Root Cellar

by Justin Bond

The rain always comes too late to make any difference. I’m tired of negotiating with the dead. The sour stench of scorched tomato vines, the ruined fruit of the people we used to be. The season has come for storing the pasts we have grown in a cool dry place until we learn to make use of them. For the gentle nodding of heads, the soft clicking of tongues at the lateness of the hour.

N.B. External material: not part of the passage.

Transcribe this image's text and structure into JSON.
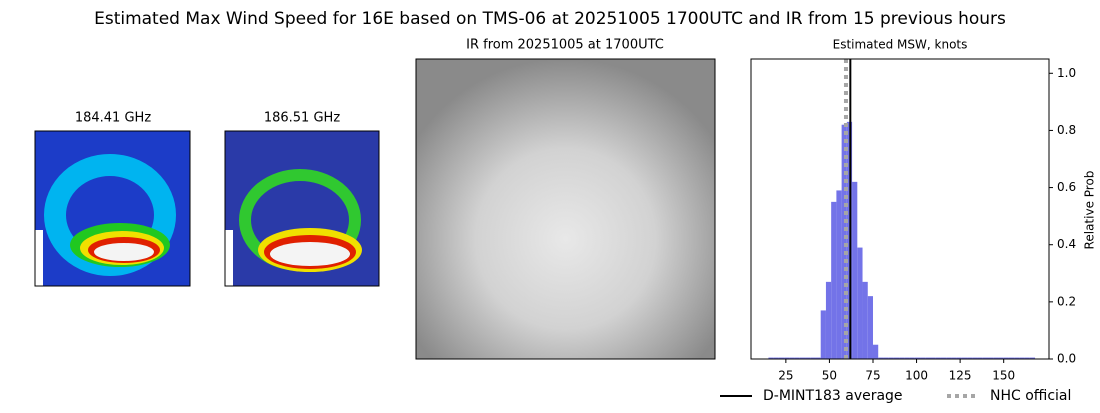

Justin Bond’s poetry has appeared most recently in Temenos, NAP, and StepAway Magazine. He lives and works in Tulsa, Oklahoma.

 

 

When I think of “root cellar,” I think of the place where Norman Bates kept his mother. What experiences do you have with root cellars?

    Growing up in Oklahoma in the 1980s, root cellars were commonplace fixtures on a lot of farms, but even then they were generally something your grandparents or other senior members of your family might have. They were used for storage, of course, and as a handy place to hide when the weather got nasty. As a child, they were pretty scary places; they were damp, they smelled like the earth. They were full of odd jars and farm tools, they were havens for spiders and snakes and the occasional bat. Exploring one made you feel like Indiana Jones or a Goonie. Nowadays, you don’t really see them. People don’t can food; fewer and fewer live on farms. They have Doppler radar to help predict tornadoes and reinforced rooms built into their homes in the event of one. Root cellars have become something nostaligc for me at this point, a facet of an idealized version of a world I remember so vividly from my childhood that doesn’t really seem to exist anymore.